In the Amur River, this salmon is rare; it spawns only in some tributaries of its lower reaches such as the Amgun or Anyi. On the other hand, its range stretches much farther to the south compared to other salmon, including even the coast of Korea and Kyushu Island in Japan. In Japan, there are not only sea-run, but also landlocked, river-resident and lake-resident cherry salmon. Japanese call the river-dwelling fish yamame. Yamame can be up to 30 cm long and are numerous in some of the mountainous streams of Hokkaido and Honshu. This fish occupies the niche analogous to rainbow or brook trout.
In the Kamchatka Peninsula and in the central part of Sakhalin Island, cherry salmon are always sea-run; they are rather small, not bigger than pink salmon.
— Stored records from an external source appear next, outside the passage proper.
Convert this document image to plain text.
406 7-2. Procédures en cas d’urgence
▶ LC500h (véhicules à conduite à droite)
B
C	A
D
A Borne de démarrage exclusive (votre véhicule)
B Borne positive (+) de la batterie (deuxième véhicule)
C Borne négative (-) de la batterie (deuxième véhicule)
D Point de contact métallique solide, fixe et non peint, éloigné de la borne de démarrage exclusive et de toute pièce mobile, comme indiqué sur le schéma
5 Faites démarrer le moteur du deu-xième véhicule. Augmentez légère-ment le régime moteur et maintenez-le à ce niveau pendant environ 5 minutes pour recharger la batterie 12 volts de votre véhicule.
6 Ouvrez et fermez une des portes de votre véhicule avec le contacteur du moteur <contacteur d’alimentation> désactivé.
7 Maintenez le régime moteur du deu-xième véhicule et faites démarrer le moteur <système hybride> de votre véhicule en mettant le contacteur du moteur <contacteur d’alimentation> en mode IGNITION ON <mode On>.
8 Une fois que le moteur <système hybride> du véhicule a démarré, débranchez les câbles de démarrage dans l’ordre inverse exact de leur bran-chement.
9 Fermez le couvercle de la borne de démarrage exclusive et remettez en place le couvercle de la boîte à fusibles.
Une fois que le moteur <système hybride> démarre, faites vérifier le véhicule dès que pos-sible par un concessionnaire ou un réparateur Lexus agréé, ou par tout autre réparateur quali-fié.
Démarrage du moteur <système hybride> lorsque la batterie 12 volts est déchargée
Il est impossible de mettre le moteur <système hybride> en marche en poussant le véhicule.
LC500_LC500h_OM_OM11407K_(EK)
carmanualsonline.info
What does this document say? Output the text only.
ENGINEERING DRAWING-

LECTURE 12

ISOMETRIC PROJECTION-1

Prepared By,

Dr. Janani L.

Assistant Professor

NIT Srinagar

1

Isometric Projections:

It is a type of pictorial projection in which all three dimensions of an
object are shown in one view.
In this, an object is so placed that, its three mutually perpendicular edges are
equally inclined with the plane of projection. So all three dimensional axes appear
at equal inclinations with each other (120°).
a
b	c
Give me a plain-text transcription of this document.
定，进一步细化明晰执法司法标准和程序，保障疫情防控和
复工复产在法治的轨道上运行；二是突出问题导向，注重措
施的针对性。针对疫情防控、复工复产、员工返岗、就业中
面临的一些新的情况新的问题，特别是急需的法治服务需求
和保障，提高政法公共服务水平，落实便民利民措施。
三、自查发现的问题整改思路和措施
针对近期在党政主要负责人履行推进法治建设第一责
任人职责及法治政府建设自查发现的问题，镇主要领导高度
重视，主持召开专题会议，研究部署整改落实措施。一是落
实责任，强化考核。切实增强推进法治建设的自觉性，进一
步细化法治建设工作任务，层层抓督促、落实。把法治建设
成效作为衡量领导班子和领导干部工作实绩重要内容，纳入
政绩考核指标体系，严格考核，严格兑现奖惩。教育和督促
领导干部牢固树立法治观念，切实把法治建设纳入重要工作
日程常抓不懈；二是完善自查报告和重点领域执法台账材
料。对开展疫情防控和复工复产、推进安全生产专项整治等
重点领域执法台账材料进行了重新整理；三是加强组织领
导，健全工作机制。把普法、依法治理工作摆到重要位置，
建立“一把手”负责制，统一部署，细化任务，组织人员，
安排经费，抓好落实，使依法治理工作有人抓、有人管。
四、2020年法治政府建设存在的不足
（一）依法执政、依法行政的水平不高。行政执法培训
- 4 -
In the southern part of Sakhalin this salmon is tiny. The fish of these stocks weigh about 1 kg, and only a few specimens ever exceed 2 kg. This small size is the adaptation to very shallow spawning creeks and brooks. The spawning runs of the fish in these regions occur mostly from the end of May till mid June.
On the mainland coast of the Sea of Japan (in Russia this area is called Primorye), there are two forms of cherry salmon: early (summer) and late (fall). The early form is bigger and predominates north from the 45th parallel. The most numerous summer stocks of cherry salmon inhabit the
Tumnin, Koppi, and Samarga Rivers. Average adult weight in these stocks is 2.5–3 kg. Some specimens can be up to 90 cm long and weigh over 9 kg! The smaller, late cherry salmon form prevails in rivers in the southern part of the mainland range south of the 45th parallel. This late fish enter freshwater in mid-summer, and spawn in September and October.
Some cherry salmon males become mature in freshwater without going out into the sea; their weight is not more than 100 g. Both parr and dwarf males of cherry salmon are called by the local fishermen pestrukha, which means “mottled.” This fish is considered a separate species from the sea-run cherry salmon. Some anglers (not only kids) catch them for fun and food. In populated areas, this harms the cherry salmon stocks.